A measure of similarity between scientific journals and of diversity of a list of publications

Notice: This research summary and analysis were automatically generated using AI technology. For absolute accuracy, please refer to the [Original Paper Viewer] below or the Original ArXiv Source.

The aim of this note is to propose a definition of the scientific diversity and corollarly, a measure of the “interdisciplinarity” of collaborations. With respect to previous studies, the proposed approach consists of 2 steps : first, the definition of similarity between journals and second, these similarities are used to characterize the homogeneity (or, on the contrary the diversity) of a publication list (that can be for one individual or a team).

💡 Research Summary

The paper proposes a two‑step quantitative framework for assessing scientific diversity, i.e., the degree of interdisciplinarity, of a set of publications belonging to an individual researcher or a research team. In the first step the authors construct a similarity matrix S between journals. The core idea is simple yet original: if two journals appear together on the same article, they are considered “similar” because the same research team has chosen to publish in both venues. For each article p with nₚ authors, a weight wₚ = 1/(nₚ·(nₚ − 1)) is assigned to every unordered pair of journals (j,k) that co‑occur on that article. The weight is added to S(j,k). This weighting scheme normalizes for team size, giving smaller collaborations proportionally larger influence while preventing large consortium papers from dominating the similarity scores. After processing the entire corpus, S becomes a symmetric matrix with entries ranging from 0 (never co‑published) to 1 (maximally co‑published).
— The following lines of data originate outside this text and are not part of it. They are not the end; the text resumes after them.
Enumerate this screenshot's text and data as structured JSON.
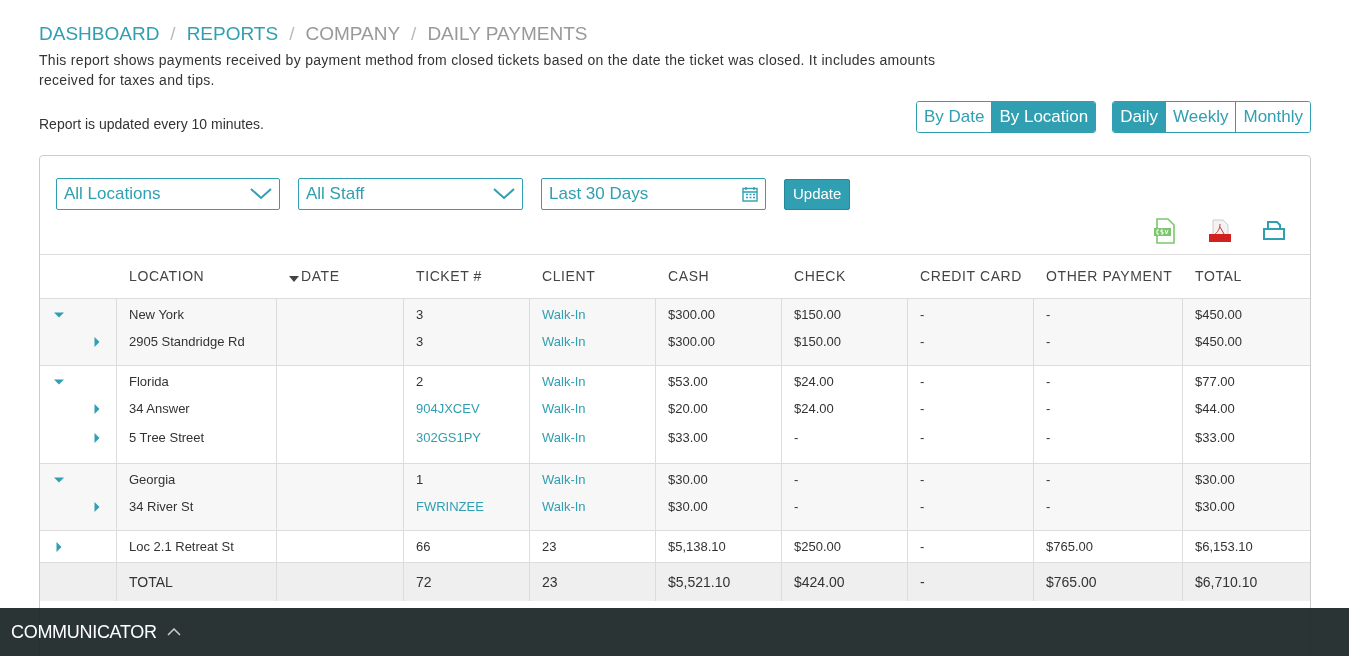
{
  "breadcrumb": [
    {
      "label": "DASHBOARD",
      "link": true
    },
    {
      "label": "REPORTS",
      "link": true
    },
    {
      "label": "COMPANY",
      "link": false
    },
    {
      "label": "DAILY PAYMENTS",
      "link": false
    }
  ],
  "breadcrumb_separator": "/",
  "description": "This report shows payments received by payment method from closed tickets based on the date the ticket was closed. It includes amounts received for taxes and tips.",
  "update_note": "Report is updated every 10 minutes.",
  "view_toggle": [
    {
      "label": "By Date",
      "selected": false
    },
    {
      "label": "By Location",
      "selected": true
    }
  ],
  "period_toggle": [
    {
      "label": "Daily",
      "selected": true
    },
    {
      "label": "Weekly",
      "selected": false
    },
    {
      "label": "Monthly",
      "selected": false
    }
  ],
  "filters": {
    "location": "All Locations",
    "staff": "All Staff",
    "date_range": "Last 30 Days",
    "button": "Update"
  },
  "columns": [
    {
      "label": "LOCATION",
      "sorted": false
    },
    {
      "label": "DATE",
      "sorted": true
    },
    {
      "label": "TICKET #",
      "sorted": false
    },
    {
      "label": "CLIENT",
      "sorted": false
    },
    {
      "label": "CASH",
      "sorted": false
    },
    {
      "label": "CHECK",
      "sorted": false
    },
    {
      "label": "CREDIT CARD",
      "sorted": false
    },
    {
      "label": "OTHER PAYMENT",
      "sorted": false
    },
    {
      "label": "TOTAL",
      "sorted": false
    }
  ],
  "groups": [
    {
      "location": "New York",
      "ticket": "3",
      "ticket_link": false,
      "client": "Walk-In",
      "client_link": true,
      "cash": "$300.00",
      "check": "$150.00",
      "credit_card": "-",
      "other": "-",
      "total": "$450.00",
      "expanded": true,
      "children": [
        {
          "location": "2905 Standridge Rd",
          "ticket": "3",
          "ticket_link": false,
          "client": "Walk-In",
          "client_link": true,
          "cash": "$300.00",
          "check": "$150.00",
          "credit_card": "-",
          "other": "-",
          "total": "$450.00",
          "expanded": false
        }
      ]
    },
    {
      "location": "Florida",
      "ticket": "2",
      "ticket_link": false,
      "client": "Walk-In",
      "client_link": true,
      "cash": "$53.00",
      "check": "$24.00",
      "credit_card": "-",
      "other": "-",
      "total": "$77.00",
      "expanded": true,
      "children": [
        {
          "location": "34 Answer",
          "ticket": "904JXCEV",
          "ticket_link": true,
          "client": "Walk-In",
          "client_link": true,
          "cash": "$20.00",
          "check": "$24.00",
          "credit_card": "-",
          "other": "-",
          "total": "$44.00",
          "expanded": false
        },
        {
          "location": "5 Tree Street",
          "ticket": "302GS1PY",
          "ticket_link": true,
          "client": "Walk-In",
          "client_link": true,
          "cash": "$33.00",
          "check": "-",
          "credit_card": "-",
          "other": "-",
          "total": "$33.00",
          "expanded": false
        }
      ]
    },
    {
      "location": "Georgia",
      "ticket": "1",
      "ticket_link": false,
      "client": "Walk-In",
      "client_link": true,
      "cash": "$30.00",
      "check": "-",
      "credit_card": "-",
      "other": "-",
      "total": "$30.00",
      "expanded": true,
      "children": [
        {
          "location": "34 River St",
          "ticket": "FWRINZEE",
          "ticket_link": true,
          "client": "Walk-In",
          "client_link": true,
          "cash": "$30.00",
          "check": "-",
          "credit_card": "-",
          "other": "-",
          "total": "$30.00",
          "expanded": false
        }
      ]
    },
    {
      "location": "Loc 2.1 Retreat St",
      "ticket": "66",
      "ticket_link": false,
      "client": "23",
      "client_link": false,
      "cash": "$5,138.10",
      "check": "$250.00",
      "credit_card": "-",
      "other": "$765.00",
      "total": "$6,153.10",
      "expanded": false
    }
  ],
  "total_row": {
    "location": "TOTAL",
    "ticket": "72",
    "client": "23",
    "cash": "$5,521.10",
    "check": "$424.00",
    "credit_card": "-",
    "other": "$765.00",
    "total": "$6,710.10"
  },
  "communicator": {
    "label": "COMMUNICATOR",
    "expanded": false
  }
}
In the second step the similarity matrix is used to evaluate the homogeneity of a specific publication list L. The authors define a diversity index D(L) as the average pairwise similarity among all journals represented in L:

D(L) = (2 / |L|(|L| − 1)) ∑_{j≠k∈L} S(j,k).

A high D(L) indicates that the researcher’s output is concentrated in a narrow set of closely related journals (low interdisciplinarity), whereas a low D(L) signals that the output spans journals that are only weakly linked, reflecting a more interdisciplinary profile.

Technical strengths of the approach include: (1) Direct exploitation of co‑authorship networks, which captures real collaborative behavior rather than relying solely on citation or keyword similarity; (2) Normalization by author count, which mitigates the bias introduced by large, multi‑institutional projects; (3) Reusability of the pre‑computed similarity matrix across many users, making the method scalable to large bibliographic databases such as Scopus or Web of Science.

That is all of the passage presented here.